Wednesday, March 26, 2008
Not That I have Proved a Thing
It’s no where close to really nailing down Tolle’s statements about the pain-body.
But, it puts us in the ball park.
One - Memory need not be confined simply to the brain. The body can remember.
Two - The impact of events (call it memory for short) can be inherited.
I find all of this exciting, even radical.
Radical? You say.
And germane to those interested in understanding the mechanics of spiritual cultivation and enlightenment.
Realizing who you are is a piece of cake compared to living it.
It is a freebie.
You don’t have to do a thing for it, you don’t have to change, and you don’t have to alter anything…
Just relax and do nothing, go nowhere, and be nobody just for a split second – and grace shows you who you are …
When you want to live this awakening, you realize it will cost you.
The cost is your fixated point of view…
The cost is your resentment, blame, and judgment.
The cost is the dissolution of your pain-body.
And that is something that you have to work at.
This is how we let go of all fixated views and ego.
So best we understand what the pain-body is, how it is created,
and what dissolving feels like.
Let me say this in another way:
For the past one hundred years biologists have held the view that as a caterpillar changes into a butterfly or moth, it essentially dissolves into a soup.
In its new incarnation the butterfly not only has an entirely different body, but also a whole new lifestyle, diet, and ecological niche.
Recently however, scientists have shown that a moth can remember what it learned as a caterpillar.
To be specific: Shock a caterpillar when it smells a certain chemical and later the moth will avoid that odor.
The moth can recall its conditioning- what it learned essentially in its “previous life” as “worm.”
Perhaps this learning/memory is stored in small pieces of neurocircuitry that remain intact in the soup. There are hints of this, but even so, it is a radical concept that old memory circuits survive the dissolution and are then re-integrated in the new nervous system.

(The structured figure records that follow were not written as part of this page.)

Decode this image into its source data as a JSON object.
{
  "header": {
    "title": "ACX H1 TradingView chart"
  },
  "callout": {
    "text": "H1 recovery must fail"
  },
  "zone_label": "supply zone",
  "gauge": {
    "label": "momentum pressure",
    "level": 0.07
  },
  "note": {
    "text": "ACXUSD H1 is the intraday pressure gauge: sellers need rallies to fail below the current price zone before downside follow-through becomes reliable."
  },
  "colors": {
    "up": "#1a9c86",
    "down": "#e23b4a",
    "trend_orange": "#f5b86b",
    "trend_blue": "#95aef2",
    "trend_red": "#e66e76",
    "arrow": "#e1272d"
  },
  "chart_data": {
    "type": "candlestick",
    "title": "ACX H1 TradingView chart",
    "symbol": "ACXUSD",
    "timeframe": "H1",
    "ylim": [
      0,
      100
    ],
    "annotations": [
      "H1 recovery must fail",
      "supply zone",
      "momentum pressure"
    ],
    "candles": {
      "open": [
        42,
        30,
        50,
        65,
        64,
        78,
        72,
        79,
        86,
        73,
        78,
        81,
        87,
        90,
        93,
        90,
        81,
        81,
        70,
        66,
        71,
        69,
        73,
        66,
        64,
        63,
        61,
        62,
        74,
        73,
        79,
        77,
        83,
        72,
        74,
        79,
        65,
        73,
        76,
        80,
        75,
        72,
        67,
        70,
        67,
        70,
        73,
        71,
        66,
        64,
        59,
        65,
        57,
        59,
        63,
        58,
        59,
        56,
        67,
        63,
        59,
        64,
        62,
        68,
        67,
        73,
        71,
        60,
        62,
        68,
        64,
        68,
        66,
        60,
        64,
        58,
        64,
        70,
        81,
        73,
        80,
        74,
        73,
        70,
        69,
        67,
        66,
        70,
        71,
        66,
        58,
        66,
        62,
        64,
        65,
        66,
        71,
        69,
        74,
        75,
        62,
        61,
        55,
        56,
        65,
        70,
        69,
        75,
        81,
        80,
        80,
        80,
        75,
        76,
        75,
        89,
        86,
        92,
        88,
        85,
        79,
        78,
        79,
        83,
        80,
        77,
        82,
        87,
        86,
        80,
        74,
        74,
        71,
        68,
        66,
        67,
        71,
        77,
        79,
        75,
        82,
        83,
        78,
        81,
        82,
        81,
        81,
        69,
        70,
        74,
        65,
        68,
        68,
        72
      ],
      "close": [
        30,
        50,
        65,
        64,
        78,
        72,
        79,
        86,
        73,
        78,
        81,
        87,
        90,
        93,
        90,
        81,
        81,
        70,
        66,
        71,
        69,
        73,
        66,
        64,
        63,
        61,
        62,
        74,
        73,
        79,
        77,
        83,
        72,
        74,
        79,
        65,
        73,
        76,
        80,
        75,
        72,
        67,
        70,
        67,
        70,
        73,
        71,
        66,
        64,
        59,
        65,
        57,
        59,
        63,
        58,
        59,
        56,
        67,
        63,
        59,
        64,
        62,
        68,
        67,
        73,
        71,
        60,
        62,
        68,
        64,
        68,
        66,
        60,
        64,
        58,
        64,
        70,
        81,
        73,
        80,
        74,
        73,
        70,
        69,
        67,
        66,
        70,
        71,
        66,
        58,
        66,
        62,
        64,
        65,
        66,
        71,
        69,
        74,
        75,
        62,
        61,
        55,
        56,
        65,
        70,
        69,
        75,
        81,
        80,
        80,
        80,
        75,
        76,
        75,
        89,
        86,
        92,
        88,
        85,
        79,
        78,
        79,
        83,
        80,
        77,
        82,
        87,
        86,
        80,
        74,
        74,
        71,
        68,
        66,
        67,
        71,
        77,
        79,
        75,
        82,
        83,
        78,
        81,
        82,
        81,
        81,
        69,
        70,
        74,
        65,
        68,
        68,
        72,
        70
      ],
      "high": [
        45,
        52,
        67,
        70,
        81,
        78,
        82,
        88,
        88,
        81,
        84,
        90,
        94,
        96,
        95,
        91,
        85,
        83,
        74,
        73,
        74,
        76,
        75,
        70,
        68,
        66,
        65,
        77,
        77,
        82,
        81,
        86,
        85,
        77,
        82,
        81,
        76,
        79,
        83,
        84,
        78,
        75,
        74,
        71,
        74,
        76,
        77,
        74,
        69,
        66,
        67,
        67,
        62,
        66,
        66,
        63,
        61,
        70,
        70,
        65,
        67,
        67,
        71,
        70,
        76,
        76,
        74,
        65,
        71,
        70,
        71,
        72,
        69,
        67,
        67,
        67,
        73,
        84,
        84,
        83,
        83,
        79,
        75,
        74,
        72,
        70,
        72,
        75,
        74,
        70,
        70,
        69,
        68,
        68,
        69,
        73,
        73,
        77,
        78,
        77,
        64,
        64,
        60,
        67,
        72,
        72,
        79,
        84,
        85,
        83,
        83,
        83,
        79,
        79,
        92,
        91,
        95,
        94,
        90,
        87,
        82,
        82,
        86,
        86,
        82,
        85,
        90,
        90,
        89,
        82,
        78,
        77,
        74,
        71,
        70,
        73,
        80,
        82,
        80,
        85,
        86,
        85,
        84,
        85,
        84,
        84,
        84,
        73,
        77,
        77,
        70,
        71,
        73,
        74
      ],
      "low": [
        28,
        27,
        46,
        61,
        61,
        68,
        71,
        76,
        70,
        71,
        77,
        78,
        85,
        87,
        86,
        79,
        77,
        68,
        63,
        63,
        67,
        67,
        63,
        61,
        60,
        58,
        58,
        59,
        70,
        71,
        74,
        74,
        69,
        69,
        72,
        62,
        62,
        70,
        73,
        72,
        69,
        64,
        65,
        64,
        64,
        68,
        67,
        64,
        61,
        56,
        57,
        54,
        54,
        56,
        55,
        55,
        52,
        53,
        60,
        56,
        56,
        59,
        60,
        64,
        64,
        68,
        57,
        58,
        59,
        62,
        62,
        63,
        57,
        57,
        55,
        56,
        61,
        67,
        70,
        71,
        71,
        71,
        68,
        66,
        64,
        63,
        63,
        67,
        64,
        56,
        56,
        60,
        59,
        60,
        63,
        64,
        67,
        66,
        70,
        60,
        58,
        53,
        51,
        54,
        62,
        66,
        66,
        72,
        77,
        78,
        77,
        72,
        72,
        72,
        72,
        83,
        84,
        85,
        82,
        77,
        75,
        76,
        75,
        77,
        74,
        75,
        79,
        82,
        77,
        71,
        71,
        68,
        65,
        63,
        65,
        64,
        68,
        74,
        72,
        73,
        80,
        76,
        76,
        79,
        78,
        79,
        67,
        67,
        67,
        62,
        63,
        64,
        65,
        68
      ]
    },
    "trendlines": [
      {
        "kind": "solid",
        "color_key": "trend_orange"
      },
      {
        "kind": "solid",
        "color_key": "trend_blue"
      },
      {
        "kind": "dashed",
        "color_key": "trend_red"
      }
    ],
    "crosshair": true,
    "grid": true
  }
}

This is so radical an idea that I am tempted to wonder that perhaps even caterpillars have a “soul” - something that records life lessons, not unlike the brain-dead subjects mentioned in Allan Hamilton’s book, The Scalpel and the Soul.
So, do butterflies have pain-bodies?
Do butterflies have flashbacks?
My god, the humiliation of remembering that once you were a worm!
Spiritual evolution can be ruthless in its search for truth.
Are butterflies not even spared?
I can empathize, as I recall the time in the fourth grade when I was forbidden to take recess with the other children.
My penmanship was so terrible that my teacher insisted I stay at my desk carefully writing out over and over again:
The worm one of the lowest forms of animals crawls on its belly.
“May I go to recess now?”
Obviously, it was a lesson on “w,” “l” and “m”
I, however, took it as an opportunity to create one more bit of personal pain-body.
Which may, or may not, inspire a reinterpretation of this classic lesson:
The great Taoist master Chuang Tzu once dreamt that he was a butterfly fluttering here and there.
In the dream he had no awareness of his individuality as a person.
He was only a butterfly.
Suddenly, he awoke and found himself laying there, a person once again.
But then he thought to himself, "Was I before a man who dreamt about being a butterfly, or am I now a butterfly who dreams about being a man?"